O despojamento do autor do conto, ao não se preocupar com ser politicamente correto, com fazer denúncia ou ceder a qualquer elaboração intelectual ao longo da narrativa, é o que mais prende à leitura. E Fonseca consegue surpreender, como se já não bastasse tanto súbito em toda trama: o seu protagonista é poeta. Mesmo! Ele revela sua vocação a certa altura da estória, na casa de uma dona, uma dura, que o pegou na rua:

“Ela pergunta o que eu faço e digo que sou poeta, o que é rigorosamente verdade. Ela me pede que recite um poema meu. Eis: Os ricos gostam de dormir tarde/ apenas porque sabem que a corja/ tem que dormir cedo para trabalhar de manhã/ Essa é mais uma chance que eles/ têm de ser diferentes:/ parasitar,/ desprezar os que suam para ganhar a comida,/ dormir até tarde,/ tarde/ um dia/ ainda bem,/ demais./
Ela corta perguntando se gosto de cinema. E o poema? Ela não entende.”

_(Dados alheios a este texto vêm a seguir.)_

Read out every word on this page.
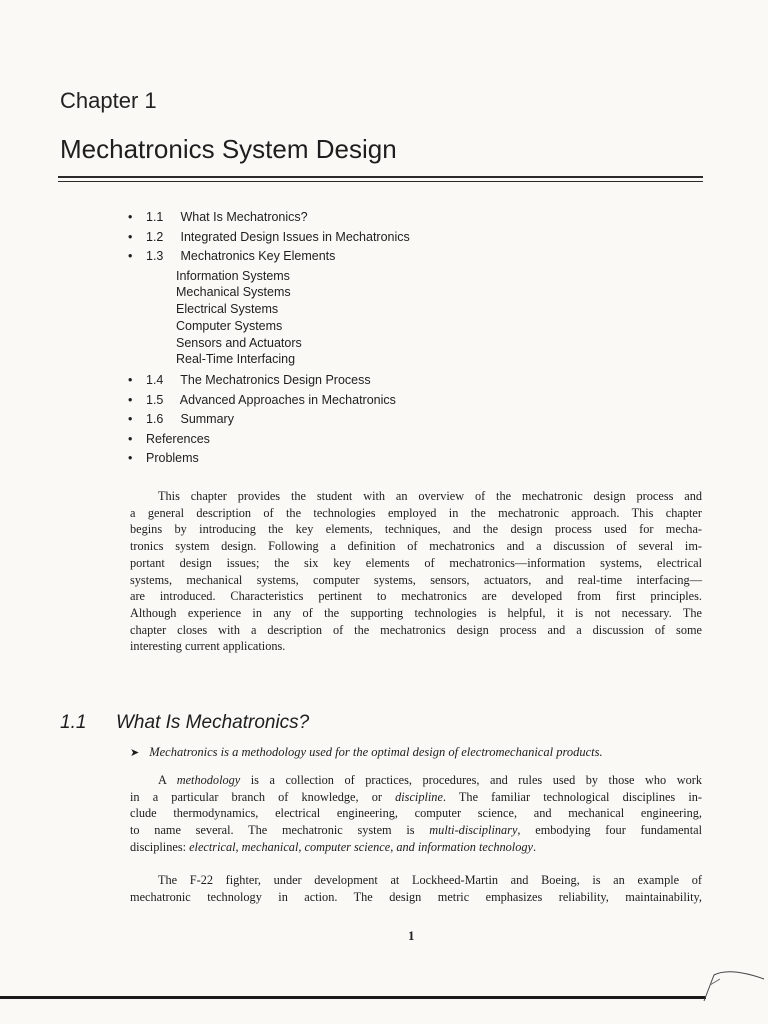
Chapter 1
Mechatronics System Design
• 1.1 What Is Mechatronics?
• 1.2 Integrated Design Issues in Mechatronics
• 1.3 Mechatronics Key Elements
Information Systems
Mechanical Systems
Electrical Systems
Computer Systems
Sensors and Actuators
Real-Time Interfacing
• 1.4 The Mechatronics Design Process
• 1.5 Advanced Approaches in Mechatronics
• 1.6 Summary
• References
• Problems
This chapter provides the student with an overview of the mechatronic design process and
a general description of the technologies employed in the mechatronic approach. This chapter
begins by introducing the key elements, techniques, and the design process used for mecha-
tronics system design. Following a definition of mechatronics and a discussion of several im-
portant design issues; the six key elements of mechatronics—information systems, electrical
systems, mechanical systems, computer systems, sensors, actuators, and real-time interfacing—
are introduced. Characteristics pertinent to mechatronics are developed from first principles.
Although experience in any of the supporting technologies is helpful, it is not necessary. The
chapter closes with a description of the mechatronics design process and a discussion of some
interesting current applications.
1.1 What Is Mechatronics?
➤ Mechatronics is a methodology used for the optimal design of electromechanical products.
A methodology is a collection of practices, procedures, and rules used by those who work
in a particular branch of knowledge, or discipline. The familiar technological disciplines in-
clude thermodynamics, electrical engineering, computer science, and mechanical engineering,
to name several. The mechatronic system is multi-disciplinary, embodying four fundamental
disciplines: electrical, mechanical, computer science, and information technology.
The F-22 fighter, under development at Lockheed-Martin and Boeing, is an example of
mechatronic technology in action. The design metric emphasizes reliability, maintainability,
1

Até aí, o cobrador não tem interlocutor, situa-se fora de qualquer média, acima dos perambulantes da rua como ele, abaixo dos intelectuais, acima dos pequeno-burgueses amantes de comerciais de TV e ignorantes dos direitos de um cidadão.

Não é possível dizer que dá pena ver ele errar na mão por buscar tudo no tiro, na ironia e no tapa. Na ironia porque ele não grita e sempre, ao final de cada ato, ri com descrença dos seus pares ou párias. Não dá para julgar criatura tão deformada pela existência. Chega um momento em que vem uma vontade de torcer para que ele saia daquele lugar onde foi parar. Mas se é um beco, podem pensar os mais apressados!

E daí nova surpresa,  outra bizarrice, desta vez confundida com final feliz. O cobrador ama e é correspondido. Extraordinariamente correspondido por uma branca, ressalta, que mora num prédio de mármore na zona sul do Rio. Vira amador além de cobrador.

Ana, a amada, que ele apelida de “palindrômica”, vai para o subúrbio morar com o delinqüente às vésperas do Natal. Surpresa, ela gosta de armas. Impregna o ar com proposta que cheira a ideologia, mas é pura anarquia. O cobrador agora amador pensa em profissionalizar o estilo. Mas não embarca nos sonhos, continua religioso na descrença.

Hoje é dia vinte e quatro de dezembro, dia do Baile de Natal ou Primeiro Grito de Carnaval. Ana Palindrômica saiu de casa e está morando comigo. Meu ódio agora é diferente. Tenho uma missão. Sempre tive uma missão e não sabia. Agora sei. Ana me ajudou a ver. Sei que se todo fodido fizesse como eu o mundo seria melhor e mais justo. Ana me ensinou a usar explosivos e acho que já estou preparado para essa mudança de escala. Matar um por um é coisa mística e disso eu me libertei. No Baile de Natal mataremos convencionalmente os que pudermos. Será o meu último gesto romântico inconseqüente. Escolhemos para iniciar a nova fase os compristas nojentos de um supermercado da zona sul. Serão mor­tos por uma bomba de alto poder explosivo. Adeus, meu facão, adeus meu punhal, meu rifle, meu Colt Cobra, adeus minha Magnum, hoje será o último dia em que vocês serão usados. Beijo o meu facão. Explodirei as pessoas, adquirirei prestigio; não serei apenas o louco da Magnum. Também não sairei mais pelo parque do Flamengo olhando as árvores; os troncos, a raiz, as folhas, a sombra, escolhendo a árvore que eu queria ter, que eu sempre quis ter, num pedaço de chão de terra batida. Eu as vi crescer no parque e me alegrava quando chovia e a terra se empapava de água, as folhas lavadas de chuva, o vento balançando os galhos, enquanto os carros dos canalhas passavam velozmente sem que eles olhas­sem para os lados. Já não perco meu tempo com sonhos.”

O final da história está no livro. O livro leva o nome do conto, O Cobrador. Vale a pena procurar o cobrador antes que ele procure por um de nós, afinal, ele não se aposentará enquanto persiste o império da injustiça social.